La conséquence est que l’europe ne capte que 10 % de la valeur mondiale des exits technologiques. Non pas parce que ses startups sont moins performantes, mais parce que les acquéreurs potentiels du vieux continent restent largement en retrait. Ainsi les opérations les plus significatives continuent d’être menées par des groupes américains ou asiatiques, plus rapides, plus capitalisés et surtout plus familiers des stratégies d’acquisition comme moteur de croissance. Les pépites européennes changent de pavillon plus tôt que dans le reste du monde, les centres de décision se déportent hors du continent, et les liquidités issues de ces transactions alimentent des écosystèmes concurrents au lieu d’irriguer la scène européenne.

Les grands groupes européens adoptent une approche trop prudente du capital, privilégient les bilans maîtrisés et restent attachés à l’idée que la technologie doit être développée en interne. Cette posture, héritée d’une tradition industrielle, les place en décalage face à leurs concurrents américains, pour qui le M&A constitue un levier naturel de consolidation, et d’innovation. Le rapport souligne également que seules 20 % des grandes entreprises européennes collaborent réellement avec des startups, contre 50 % aux États-Unis. Sans relation préalable, les acquisitions deviennent plus difficiles, plus risquées et plus tardives, lorsqu’elles ne deviennent pas tout simplement impossibles.

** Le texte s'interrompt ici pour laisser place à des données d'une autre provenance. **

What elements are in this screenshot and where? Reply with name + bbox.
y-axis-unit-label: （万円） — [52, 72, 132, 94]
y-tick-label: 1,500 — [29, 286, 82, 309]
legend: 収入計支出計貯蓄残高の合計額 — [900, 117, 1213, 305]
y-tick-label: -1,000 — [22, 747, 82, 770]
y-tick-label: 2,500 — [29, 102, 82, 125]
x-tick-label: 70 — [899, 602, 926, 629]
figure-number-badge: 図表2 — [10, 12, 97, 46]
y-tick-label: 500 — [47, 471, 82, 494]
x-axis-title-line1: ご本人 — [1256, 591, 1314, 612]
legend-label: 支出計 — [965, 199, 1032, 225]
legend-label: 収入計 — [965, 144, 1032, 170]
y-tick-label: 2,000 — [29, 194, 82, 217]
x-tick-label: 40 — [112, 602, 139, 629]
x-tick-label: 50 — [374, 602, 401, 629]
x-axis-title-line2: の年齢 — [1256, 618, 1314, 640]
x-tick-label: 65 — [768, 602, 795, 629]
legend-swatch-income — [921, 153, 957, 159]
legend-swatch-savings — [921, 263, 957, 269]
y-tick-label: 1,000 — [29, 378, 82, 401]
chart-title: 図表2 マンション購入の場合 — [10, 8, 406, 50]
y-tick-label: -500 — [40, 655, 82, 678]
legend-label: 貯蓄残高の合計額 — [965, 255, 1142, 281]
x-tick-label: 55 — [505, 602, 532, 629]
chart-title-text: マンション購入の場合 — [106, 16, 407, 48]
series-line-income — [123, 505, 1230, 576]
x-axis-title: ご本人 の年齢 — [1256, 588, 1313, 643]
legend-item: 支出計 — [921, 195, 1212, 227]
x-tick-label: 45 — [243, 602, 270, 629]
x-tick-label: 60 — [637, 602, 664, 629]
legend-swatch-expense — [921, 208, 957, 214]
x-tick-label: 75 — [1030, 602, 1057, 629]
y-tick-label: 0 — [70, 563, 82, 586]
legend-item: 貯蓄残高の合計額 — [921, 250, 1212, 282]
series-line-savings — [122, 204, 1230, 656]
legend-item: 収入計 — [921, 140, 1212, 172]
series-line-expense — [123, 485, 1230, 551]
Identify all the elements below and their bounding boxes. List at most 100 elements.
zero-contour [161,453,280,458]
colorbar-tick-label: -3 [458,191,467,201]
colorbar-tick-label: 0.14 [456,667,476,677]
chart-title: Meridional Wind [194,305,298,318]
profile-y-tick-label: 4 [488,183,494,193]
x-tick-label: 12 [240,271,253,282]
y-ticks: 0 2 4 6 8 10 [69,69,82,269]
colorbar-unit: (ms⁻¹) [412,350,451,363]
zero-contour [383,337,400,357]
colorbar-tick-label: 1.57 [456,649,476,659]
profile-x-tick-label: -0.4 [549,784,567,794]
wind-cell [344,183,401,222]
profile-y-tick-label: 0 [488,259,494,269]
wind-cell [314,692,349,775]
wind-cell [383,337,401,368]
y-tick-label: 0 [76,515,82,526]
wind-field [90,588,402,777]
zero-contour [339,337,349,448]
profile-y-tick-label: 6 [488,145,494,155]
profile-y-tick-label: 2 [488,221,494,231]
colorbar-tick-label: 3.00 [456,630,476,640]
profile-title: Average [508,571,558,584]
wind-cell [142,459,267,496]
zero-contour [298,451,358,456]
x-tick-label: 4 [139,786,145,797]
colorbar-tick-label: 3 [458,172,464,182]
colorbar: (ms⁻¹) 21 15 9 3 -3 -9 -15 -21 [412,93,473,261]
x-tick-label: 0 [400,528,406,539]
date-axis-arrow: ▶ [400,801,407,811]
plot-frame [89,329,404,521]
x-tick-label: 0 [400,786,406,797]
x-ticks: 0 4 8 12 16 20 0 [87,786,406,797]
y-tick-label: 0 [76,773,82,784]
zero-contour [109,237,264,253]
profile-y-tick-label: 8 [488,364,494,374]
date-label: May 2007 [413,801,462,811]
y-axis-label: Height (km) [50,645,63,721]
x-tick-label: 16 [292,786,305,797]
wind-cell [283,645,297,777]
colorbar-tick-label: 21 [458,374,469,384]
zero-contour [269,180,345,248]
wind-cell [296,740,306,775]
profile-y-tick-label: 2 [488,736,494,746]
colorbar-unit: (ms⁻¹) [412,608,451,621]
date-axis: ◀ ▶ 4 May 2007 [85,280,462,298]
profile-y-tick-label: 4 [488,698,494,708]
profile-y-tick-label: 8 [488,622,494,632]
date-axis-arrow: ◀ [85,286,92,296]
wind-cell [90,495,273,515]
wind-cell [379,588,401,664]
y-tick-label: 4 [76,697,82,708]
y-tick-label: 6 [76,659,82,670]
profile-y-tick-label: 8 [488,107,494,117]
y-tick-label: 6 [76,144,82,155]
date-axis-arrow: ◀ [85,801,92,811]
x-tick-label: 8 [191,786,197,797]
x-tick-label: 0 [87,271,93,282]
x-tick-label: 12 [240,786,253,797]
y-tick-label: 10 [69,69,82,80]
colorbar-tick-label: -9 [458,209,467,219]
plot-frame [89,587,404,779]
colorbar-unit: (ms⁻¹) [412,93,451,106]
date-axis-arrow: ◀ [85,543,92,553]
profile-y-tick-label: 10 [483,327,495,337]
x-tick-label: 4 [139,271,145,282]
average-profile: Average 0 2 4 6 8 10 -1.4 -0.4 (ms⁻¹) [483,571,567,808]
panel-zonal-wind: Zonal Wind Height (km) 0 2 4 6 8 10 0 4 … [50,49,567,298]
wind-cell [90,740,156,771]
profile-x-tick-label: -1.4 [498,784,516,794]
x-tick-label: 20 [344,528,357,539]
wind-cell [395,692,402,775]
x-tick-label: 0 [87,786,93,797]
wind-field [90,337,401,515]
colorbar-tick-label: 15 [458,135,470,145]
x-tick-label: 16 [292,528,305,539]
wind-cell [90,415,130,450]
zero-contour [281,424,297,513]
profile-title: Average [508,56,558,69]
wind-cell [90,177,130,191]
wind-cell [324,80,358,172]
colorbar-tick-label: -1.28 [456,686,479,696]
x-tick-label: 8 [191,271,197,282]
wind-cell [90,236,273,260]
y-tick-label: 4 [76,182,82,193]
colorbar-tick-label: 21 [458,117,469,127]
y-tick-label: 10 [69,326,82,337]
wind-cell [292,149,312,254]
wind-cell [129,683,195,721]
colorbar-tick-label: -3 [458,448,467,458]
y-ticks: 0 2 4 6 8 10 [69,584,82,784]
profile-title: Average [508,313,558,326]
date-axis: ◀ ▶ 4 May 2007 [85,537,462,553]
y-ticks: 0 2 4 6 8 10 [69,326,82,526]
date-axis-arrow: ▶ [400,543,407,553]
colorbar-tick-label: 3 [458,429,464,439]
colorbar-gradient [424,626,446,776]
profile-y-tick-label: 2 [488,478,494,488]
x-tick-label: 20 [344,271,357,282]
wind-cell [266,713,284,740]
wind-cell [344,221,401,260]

Le manque de M&A interne fragilise particulièrement les scaleups. Au moment où elles cessent d’être des startups et doivent accélérer à l’international, elles se heurtent à un mur : des tours late-stage insuffisants, des marchés boursiers trop fragmentés, et une absence quasi totale d’acquéreurs européens capables de prendre le relais. Beaucoup finissent par lever à des valorisations inférieures à leur potentiel, ralentissent leur développement, et se tournent vers des fonds américains, ou choisissent une cotation hors d’Europe. À ce stade, c’est toute la propriété intellectuelle, la chaîne de valeur et le potentiel industriel du continent qui s’érodent.

Selon le rapport d’Atomico, l’Europe n’est pas seulement pénalisée par son manque d’acquéreurs, elle se prive également des effets d’entraînement qui font la force des écosystèmes prospères. Les exits locaux alimentent traditionnellement la prochaine génération de fondateurs, enrichissent les compétences managériales, renforcent les équipes dirigeantes et permettent aux employees stock options de se transformer en capital réinvesti dans de nouveaux projets. En l’absence d’un marché de fusions-acquisitions actif, cette mécanique vertueuse reste sous-développée.

La prochaine décennie sera décisive. Si le continent veut prétendre à un leadership durable, il devra se doter d’un véritable marché de M&A interne, capable de soutenir ses entreprises et de protéger la valeur créée sur son sol. Cela suppose une évolution du comportement des grands groupes européens, une harmonisation réglementaire qui facilite les rapprochements transfrontaliers, et un changement culturel profond où l’acquisition devient un outil stratégique, et non une décision par défaut.

L’Europe dispose des startups, des talents et des technologies. Sa chaîne de financement se densifie, et ses atouts dans la deeptech constituent un avantage stratégique décisif, un domaine où nous partons fort, contrairement à la précédente vague dominée par le SaaS et le cloud, où nous étions structurellement en retard. Mais il lui manque encore l’essentiel: une volonté collective de transformer ces avancées en champions industriels. Tant que le continent ne se dotera pas d’acquéreurs européens capables d’agir vite et à grande échelle, la création de valeur continuera de partir ailleurs.